The classical argument for having a subsidy, relates to the need for accelerated development and to improve income distribution. However, the income distribution argument is faulted on grounds that petroleum subsidies are blazed in favour of the urban sector. It is not surprising therefore that it has been concluded that fuel subsidy policy benefits the rich more than the poor. Accordingly, the diversion of scarce resources from other deserving sector such as education and health in the name of fuel subsidy is believed to exacerbate inequality and poverty.
Hence, the politics of fuel subsidy removal has showed that Nigeria is a country of paradox. How can citizens of an oil producing country pay more for fuel which is found in abundance in the country? Successive government appears adamant in the quest to remove fuel subsidy. The removal of subsidy, ostensibly to halt the activities of corrupt oil marketers/smugglers and make money available for infrastructural development appears to have worsened the economic conditions of Nigerians, particularly the poor. With the removal of fuel subsidy comes indiscriminate and exponential surge in fuel pump prices along with increases in the cost of food, rent and transport and so on. Moreover, unlike in Ghana, imperative measures were not put in place to cushion the harsh effects of fuel subsidy phase-out on poor and vulnerable groups before embarking on the policy which has to resistance and protects.
In Nigeria, increases in fuel pump prices have historically dovetailed with promises for economic reconstruction since the 1970s. However, the sacrifices made hardly ever yield considerable benefits, this development has ruptured the social contract between the people and the government which has led to the former’s distrust for the latter’s institutions and programmes.

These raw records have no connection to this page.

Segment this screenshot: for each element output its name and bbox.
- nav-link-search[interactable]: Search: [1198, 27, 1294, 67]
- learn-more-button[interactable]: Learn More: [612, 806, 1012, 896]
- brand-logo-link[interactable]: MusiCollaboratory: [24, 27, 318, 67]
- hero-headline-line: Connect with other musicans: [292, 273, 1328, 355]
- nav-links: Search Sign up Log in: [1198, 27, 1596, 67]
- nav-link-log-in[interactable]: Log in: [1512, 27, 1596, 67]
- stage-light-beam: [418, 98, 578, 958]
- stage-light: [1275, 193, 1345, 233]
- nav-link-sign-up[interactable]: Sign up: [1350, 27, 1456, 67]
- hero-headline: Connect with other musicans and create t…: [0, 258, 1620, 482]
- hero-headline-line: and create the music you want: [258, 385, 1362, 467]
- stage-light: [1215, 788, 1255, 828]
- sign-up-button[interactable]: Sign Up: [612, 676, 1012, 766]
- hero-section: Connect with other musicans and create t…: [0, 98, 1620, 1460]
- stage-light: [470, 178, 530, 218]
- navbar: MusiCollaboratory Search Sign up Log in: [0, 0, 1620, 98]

Nigerian government should build more refineries through PPP while effort should also be made to ensure proper maintenance, the strengthening of the fight against corruption and the establishment of a regulatory framework to protect citizens as necessary measures to increased capacity utilization on the existing refineries to stem the tide of petroleum products importation to improve the poor state Nigeria’s economy and society Government should create an enabling environment to engender private investor’s for the purpose of improving the local refining capacity to meet the ever increasing local demand of petroleum products and indeed for exportation purpose. Related to the above is the need to use the oil windfall proceeds and the savings realized by the federal government and from the withdrawal of subsidy to be channeled towards fixing the refineries, building new ones or upgrading and developing of infrastructure within the polity in areas such as water ways, rail and mass transit system, thus providing cheaper alternative transportation methods. There is also the need to budget more funds towards improving both education and the health care delivery system in Nigeria.